This summer, the Minnesota Timberwolves cut center Chris Johnson. The move came as a surprise to many, as Johnson’s contract for this year was guaranteed. The Wolves ended up keeping training camp invitees Robbie Hummel and A.J. Price over Johnson. While he has clear flaws in his game, namely his scrawniness, his biggest strength has been one of the Wolves’ biggest weaknesses this year. Johnson is a lengthy shot blocker, and the Timberwolves have the worst rim defense in the league.

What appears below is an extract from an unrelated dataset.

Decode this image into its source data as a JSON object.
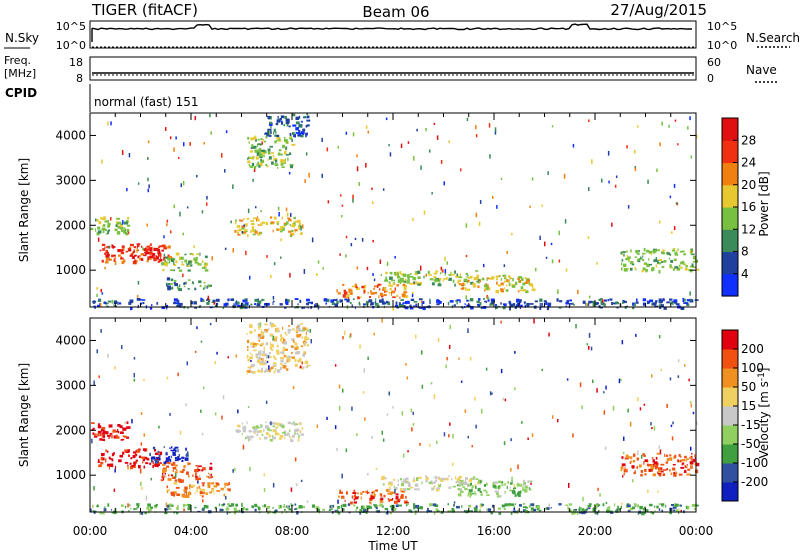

Coach Rick Adelman seemed like he had made his decision not to keep Johnson around prior to training camp, as he barely played in the Wolves’ preseason contests. Johnson played about 10 minutes per game for the Wolves last season, averaging nearly a block per game and it’s hard to imagine he wouldn’t be able to have a similar role this year. It’s probable that Adelman and the Timberwolves wanted to develop rookie Gorgui Dieng, who has a similar skillset, rather than give 28-year-old Johnson, who has likely already reached his ceiling, a roster spot.
The move doesn’t seem to have paid off, though, as Dieng rarely plays, and the Timberwolves have allowed opponents to shoot a league worst 65.2 percent from within five feet of the basket. While Johnson would have never developed into more than a role playing shot blocker, the Wolves could really use a role playing shot blocker.
Hummel has added some valuable distance shooting off the bench, but Price hasn’t played much, and it seems like Johnson would have had more of an impact this season. Keeping Price may have made sense at the time, as the Wolves had just signed backup center Ronny Turiaf, but Turiaf is old and frequently injured, and has predictably missed most of the early season.
If Johnson doesn’t play overseas this year, he will likely wind up on a 10-day contract for some NBA team needing a backup big man. The Wolves too will most likely end up trading for or signing another backup big, if Turiaf isn’t able to make a comeback soon, but it’s clear the Wolves should have kept Johnson in the first place.